The West are still groping in the dark for an explanation for ISIS' recruiting power.
ISIS has demonstrated unprecedented state-building and propaganda skills for a terrorist group. But France and the West are still groping in the dark for an explanation for the group's recruiting power cutting across culture and class, and even, as in the case of converts like Michel Dos Santos and Maxime Hauchard, across religious lines.
It is apparent that there is no clear terrorist profile anymore. Parallel to the radical forged by social exclusion, there is another emerging who simply seems to be looking to give meaning to an otherwise empty existence. Many – usually aged between 18 and 21 – indicate a desire to do something to help create a better world. Many of them have pre-existing psychological instabilities.
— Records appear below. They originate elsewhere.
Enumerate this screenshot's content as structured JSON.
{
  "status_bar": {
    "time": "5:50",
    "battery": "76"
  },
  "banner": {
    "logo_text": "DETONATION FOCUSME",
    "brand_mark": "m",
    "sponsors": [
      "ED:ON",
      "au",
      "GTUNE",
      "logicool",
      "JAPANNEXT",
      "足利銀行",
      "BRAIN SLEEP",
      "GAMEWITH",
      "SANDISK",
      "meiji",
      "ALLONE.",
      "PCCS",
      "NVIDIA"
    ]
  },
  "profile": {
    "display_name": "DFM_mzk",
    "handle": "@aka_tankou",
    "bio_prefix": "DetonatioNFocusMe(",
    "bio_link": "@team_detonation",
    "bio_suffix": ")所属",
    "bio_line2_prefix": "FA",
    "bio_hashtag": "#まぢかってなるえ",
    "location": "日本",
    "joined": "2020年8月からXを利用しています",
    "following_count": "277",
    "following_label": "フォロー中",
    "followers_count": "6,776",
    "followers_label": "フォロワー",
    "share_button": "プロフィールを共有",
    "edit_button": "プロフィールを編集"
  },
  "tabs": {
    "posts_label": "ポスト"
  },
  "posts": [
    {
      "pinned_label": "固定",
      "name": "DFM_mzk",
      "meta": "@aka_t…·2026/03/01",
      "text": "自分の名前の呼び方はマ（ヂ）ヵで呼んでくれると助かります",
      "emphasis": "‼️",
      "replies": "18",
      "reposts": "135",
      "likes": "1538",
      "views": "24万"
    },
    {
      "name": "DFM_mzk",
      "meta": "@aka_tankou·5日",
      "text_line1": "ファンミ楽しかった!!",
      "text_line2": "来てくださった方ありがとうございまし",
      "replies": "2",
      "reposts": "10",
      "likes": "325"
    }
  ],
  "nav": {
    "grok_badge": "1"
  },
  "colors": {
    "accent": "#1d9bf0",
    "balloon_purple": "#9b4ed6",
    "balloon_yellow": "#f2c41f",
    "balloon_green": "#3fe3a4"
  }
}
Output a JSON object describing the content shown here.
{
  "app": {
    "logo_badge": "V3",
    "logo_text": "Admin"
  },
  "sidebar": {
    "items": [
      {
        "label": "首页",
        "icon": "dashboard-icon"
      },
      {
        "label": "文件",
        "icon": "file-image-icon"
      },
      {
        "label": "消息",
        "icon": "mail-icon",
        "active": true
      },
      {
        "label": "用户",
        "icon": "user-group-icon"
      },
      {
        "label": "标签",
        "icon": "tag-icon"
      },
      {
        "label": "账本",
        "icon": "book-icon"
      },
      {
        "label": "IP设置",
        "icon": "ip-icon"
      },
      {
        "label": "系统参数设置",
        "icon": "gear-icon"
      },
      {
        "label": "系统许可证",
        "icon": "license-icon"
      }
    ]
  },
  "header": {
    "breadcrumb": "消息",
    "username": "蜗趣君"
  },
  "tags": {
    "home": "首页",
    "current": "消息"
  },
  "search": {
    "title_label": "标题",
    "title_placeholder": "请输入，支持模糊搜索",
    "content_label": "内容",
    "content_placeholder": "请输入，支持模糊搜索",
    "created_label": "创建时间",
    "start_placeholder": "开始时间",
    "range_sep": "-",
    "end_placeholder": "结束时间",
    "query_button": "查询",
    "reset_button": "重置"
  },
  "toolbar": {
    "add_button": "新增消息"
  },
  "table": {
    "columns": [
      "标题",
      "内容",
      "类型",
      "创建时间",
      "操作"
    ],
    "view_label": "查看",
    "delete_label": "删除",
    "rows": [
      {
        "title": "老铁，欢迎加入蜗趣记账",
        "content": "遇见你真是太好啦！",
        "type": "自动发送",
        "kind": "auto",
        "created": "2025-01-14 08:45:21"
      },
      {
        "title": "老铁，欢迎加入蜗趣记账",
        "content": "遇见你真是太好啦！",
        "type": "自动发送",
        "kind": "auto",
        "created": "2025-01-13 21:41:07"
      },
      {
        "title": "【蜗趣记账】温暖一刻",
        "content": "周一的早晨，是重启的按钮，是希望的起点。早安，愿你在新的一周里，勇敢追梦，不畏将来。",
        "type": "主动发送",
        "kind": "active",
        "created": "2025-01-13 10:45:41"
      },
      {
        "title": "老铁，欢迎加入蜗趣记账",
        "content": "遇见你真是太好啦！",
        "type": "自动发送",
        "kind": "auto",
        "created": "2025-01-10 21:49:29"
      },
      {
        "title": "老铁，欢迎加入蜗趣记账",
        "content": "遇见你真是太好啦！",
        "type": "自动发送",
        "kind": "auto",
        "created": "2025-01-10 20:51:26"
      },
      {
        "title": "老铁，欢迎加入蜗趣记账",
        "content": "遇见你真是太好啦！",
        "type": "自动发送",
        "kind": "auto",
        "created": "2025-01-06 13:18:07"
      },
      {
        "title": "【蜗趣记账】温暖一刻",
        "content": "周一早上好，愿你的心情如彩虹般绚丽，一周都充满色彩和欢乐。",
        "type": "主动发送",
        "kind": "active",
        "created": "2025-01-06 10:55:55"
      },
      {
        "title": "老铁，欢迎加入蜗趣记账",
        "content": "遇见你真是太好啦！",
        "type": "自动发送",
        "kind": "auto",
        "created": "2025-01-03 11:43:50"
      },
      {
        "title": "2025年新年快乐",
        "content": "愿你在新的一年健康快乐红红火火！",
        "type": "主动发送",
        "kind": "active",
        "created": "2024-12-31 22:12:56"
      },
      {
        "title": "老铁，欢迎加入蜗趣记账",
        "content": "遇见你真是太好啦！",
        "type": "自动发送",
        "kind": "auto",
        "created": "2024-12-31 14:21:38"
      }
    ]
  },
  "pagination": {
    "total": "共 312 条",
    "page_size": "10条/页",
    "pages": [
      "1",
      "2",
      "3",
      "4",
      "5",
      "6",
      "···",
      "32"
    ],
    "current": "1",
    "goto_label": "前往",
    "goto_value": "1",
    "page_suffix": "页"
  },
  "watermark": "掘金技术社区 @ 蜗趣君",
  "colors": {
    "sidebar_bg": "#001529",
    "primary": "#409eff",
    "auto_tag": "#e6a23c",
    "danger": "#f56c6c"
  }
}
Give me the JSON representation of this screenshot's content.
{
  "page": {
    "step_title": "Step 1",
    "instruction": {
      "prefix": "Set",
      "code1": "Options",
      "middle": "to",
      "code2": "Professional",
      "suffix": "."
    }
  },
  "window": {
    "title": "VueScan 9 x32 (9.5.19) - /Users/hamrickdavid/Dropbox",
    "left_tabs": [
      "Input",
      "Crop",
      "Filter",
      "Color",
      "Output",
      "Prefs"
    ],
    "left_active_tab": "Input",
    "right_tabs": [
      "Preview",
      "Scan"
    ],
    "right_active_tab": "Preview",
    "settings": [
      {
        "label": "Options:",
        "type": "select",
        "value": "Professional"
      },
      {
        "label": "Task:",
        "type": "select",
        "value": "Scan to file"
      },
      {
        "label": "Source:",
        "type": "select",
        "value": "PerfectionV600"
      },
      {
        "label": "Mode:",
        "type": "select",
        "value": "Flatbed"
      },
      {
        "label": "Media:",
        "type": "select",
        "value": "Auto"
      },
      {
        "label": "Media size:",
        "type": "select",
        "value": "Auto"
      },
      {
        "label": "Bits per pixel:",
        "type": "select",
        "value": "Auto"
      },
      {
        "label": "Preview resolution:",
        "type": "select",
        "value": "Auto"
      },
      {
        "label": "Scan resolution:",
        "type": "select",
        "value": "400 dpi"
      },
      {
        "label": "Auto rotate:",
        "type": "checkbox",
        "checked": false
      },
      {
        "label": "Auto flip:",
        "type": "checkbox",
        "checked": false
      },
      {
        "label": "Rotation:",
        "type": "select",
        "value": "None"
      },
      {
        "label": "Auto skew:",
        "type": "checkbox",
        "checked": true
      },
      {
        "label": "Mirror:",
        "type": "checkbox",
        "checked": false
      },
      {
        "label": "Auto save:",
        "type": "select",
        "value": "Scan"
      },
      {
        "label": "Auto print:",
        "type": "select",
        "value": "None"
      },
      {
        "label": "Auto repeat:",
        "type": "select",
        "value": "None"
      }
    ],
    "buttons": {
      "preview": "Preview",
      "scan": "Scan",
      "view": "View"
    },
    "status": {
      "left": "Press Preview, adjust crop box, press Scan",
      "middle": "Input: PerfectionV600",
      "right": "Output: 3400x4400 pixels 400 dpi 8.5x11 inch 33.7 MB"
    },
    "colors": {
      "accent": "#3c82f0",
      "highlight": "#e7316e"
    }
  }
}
ISIS is successfully reaching this audience through the internet, bypassing local imams. Dr Bouzar notes the shared characteristic of many propaganda videos uploaded to YouTube and other platforms of drawing on anti-Semitic tropes to speak of vast conspiracies of world domination. The economic crisis, 9/11, HIV and the vaccine industry are all alleged to be part of a Zionist plan to subjugate the human race. The clips aim to instil anxiety and build a persecution complex, and the solution the propagandist suggests is a universalist, millenarian and messianic vision of Islam. To the intended recruit, it is apparent that they must join the few, like them, whose eyes are truly open: to help build the Caliphate, the only entity that is capable of battling the conspiracy. This inevitably means cutting ties with their family and friends, who are incapable of seeing the looming threat.
It seems that this phenomenon – the conversion of non-Muslims directly to Salafi-jihadism through the internet – has as much to do with psychology as political ideology. But with such a terrorist profile, a focus on social exclusion and deradicalisation programmes alone as a response to jihadism will be incomplete. Without recognising the varying backgrounds that jihadis are drawn from, and the varying causes of radicalisation, this phenomenon cannot be halted. The French executive recently put the issue on top of its domestic agenda. Other European countries should do likewise.